Юрий Сенокосов и Андрей Колесников - многолетний редактор и эксперт московского Карнеги-центра.
Юрий Сенокосов и Андрей Колесников - многолетний редактор и эксперт московского Карнеги-центра. Фото: Aleksei Salomatov

–  Означает ли, что школа теперь превратилась в поддерживающий институт? Что сеть уже создана, и сейчас главное – ее не потерять, не развеять по ветру? Вперед же невозможно двигаться. Во всяком случае, пока. Люди уехали за границу, их разметало, а вы не даете им выживать примитивно, держите в интеллектуальном тонусе?

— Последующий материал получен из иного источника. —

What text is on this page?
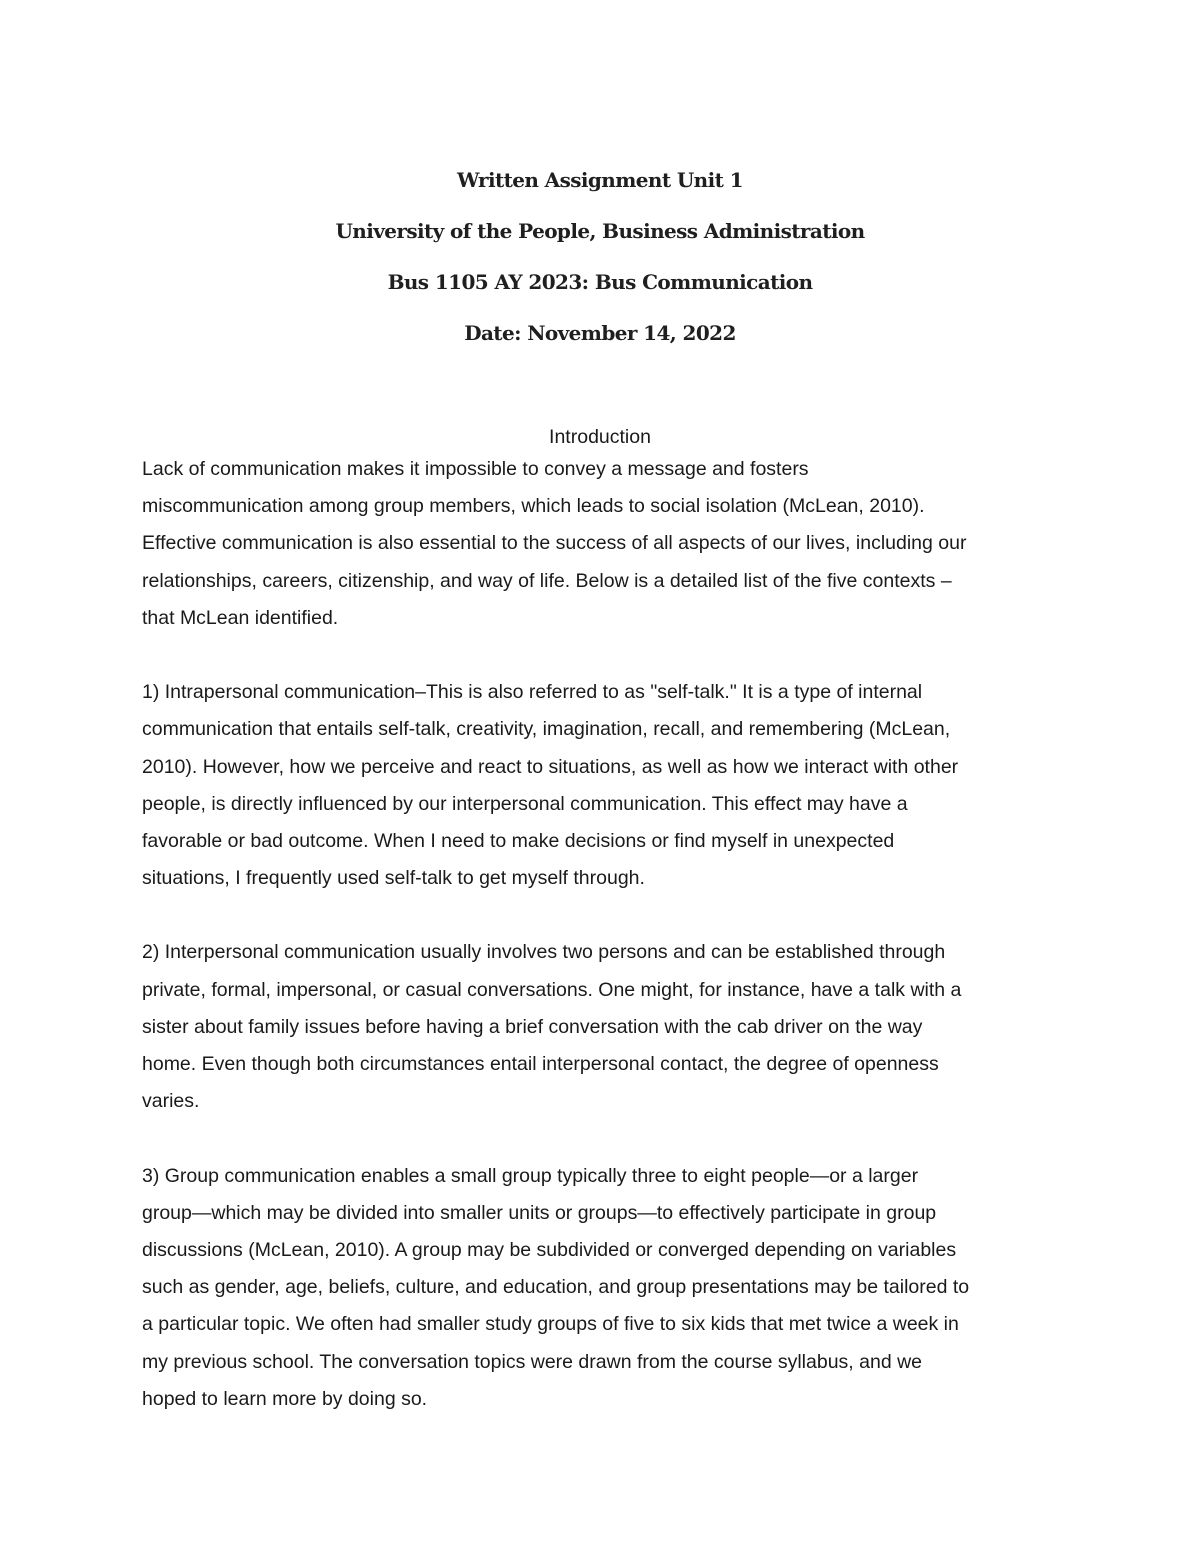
Written Assignment Unit 1
University of the People, Business Administration
Bus 1105 AY 2023: Bus Communication
Date: November 14, 2022
Introduction
Lack of communication makes it impossible to convey a message and fosters
miscommunication among group members, which leads to social isolation (McLean, 2010).
Effective communication is also essential to the success of all aspects of our lives, including our
relationships, careers, citizenship, and way of life. Below is a detailed list of the five contexts –
that McLean identified.
1) Intrapersonal communication–This is also referred to as "self-talk." It is a type of internal
communication that entails self-talk, creativity, imagination, recall, and remembering (McLean,
2010). However, how we perceive and react to situations, as well as how we interact with other
people, is directly influenced by our interpersonal communication. This effect may have a
favorable or bad outcome. When I need to make decisions or find myself in unexpected
situations, I frequently used self-talk to get myself through.
2) Interpersonal communication usually involves two persons and can be established through
private, formal, impersonal, or casual conversations. One might, for instance, have a talk with a
sister about family issues before having a brief conversation with the cab driver on the way
home. Even though both circumstances entail interpersonal contact, the degree of openness
varies.
3) Group communication enables a small group typically three to eight people—or a larger
group—which may be divided into smaller units or groups—to effectively participate in group
discussions (McLean, 2010). A group may be subdivided or converged depending on variables
such as gender, age, beliefs, culture, and education, and group presentations may be tailored to
a particular topic. We often had smaller study groups of five to six kids that met twice a week in
my previous school. The conversation topics were drawn from the course syllabus, and we
hoped to learn more by doing so.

Ю.С.: С нашей стороны есть желание продолжать и – тут вы правы – поддерживать, а с их стороны – желание участвовать. Мы же не затаскиваем сюда никого. И ни с кого денег не берем – постоянно занимаемся фандрайзингом. Это добровольное участие, когда у людей не остается ничего, кроме чисто содержательной мотивации. Это очень важно. Я не хочу употреблять слово «психотерапия», но это что-то близкое. Мы реально обсуждаем с включенными людьми реальные проблемы, которые стояли и продолжают стоять перед страной и теми, кто за нее ответственен. К нам продолжают заявляться люди из регионов России, которые хотят отточить свое умение мыслить. Научиться чему-то. И вернуться.

– А с какими регионами России вы работали?

Е.Н.: Смоленск, Краснодар, Астрахань, Волгоград, Казань, Вологда, Пермь, Красноярск, Барнаул, Иркутск, Хабаровск…

– Интересно, что вы называете в основном те регионы, которые не лишены субъектности из-за чрезмерной близости к Москве. То есть это как бы не Московское царство, не Москва и окрестности…

О.С.: Конечно! И они там как раз более открытые, самостоятельные и продвинутые, чем в областях вокруг Москвы. Многие организаторы протестных акций – например, в Хабаровске – это выпускники наших программ.

Е.Н.: Люди, которых мы выпускали, что в лучшие годы, что сейчас, когда все, казалось бы, сократилось донельзя, всегда занимают активную общественную позицию. Неважно, за кого они – за Навального или за Ходорковского. Они просто активнее других. Поэтому многие из них за границей. Чем дальше от столиц, тем люди более искренние, по нашим наблюдениям. Неиспорченные.

–  Вы писали не раз, что человека нельзя научить, он должен научиться сам. Тогда зачем школа?

Ю.С.: Она для того, чтобы пробудить. Не научить, люди сами научатся. Или люди уже могут бодрствовать, но им нужен какой-то импульс. Чтобы они поняли, что они к чему-то призваны. Можно создать атмосферу, как в театре, где люди замирают от концовки, проникаются чем-то. У нас так тоже бывает – хотя бы один раз на семинаре, когда люди вдруг понимают, что молчание, которое вдруг повисло – оно не от напряжения, а наоборот. От переживания чего-то такого, чему нельзя научить.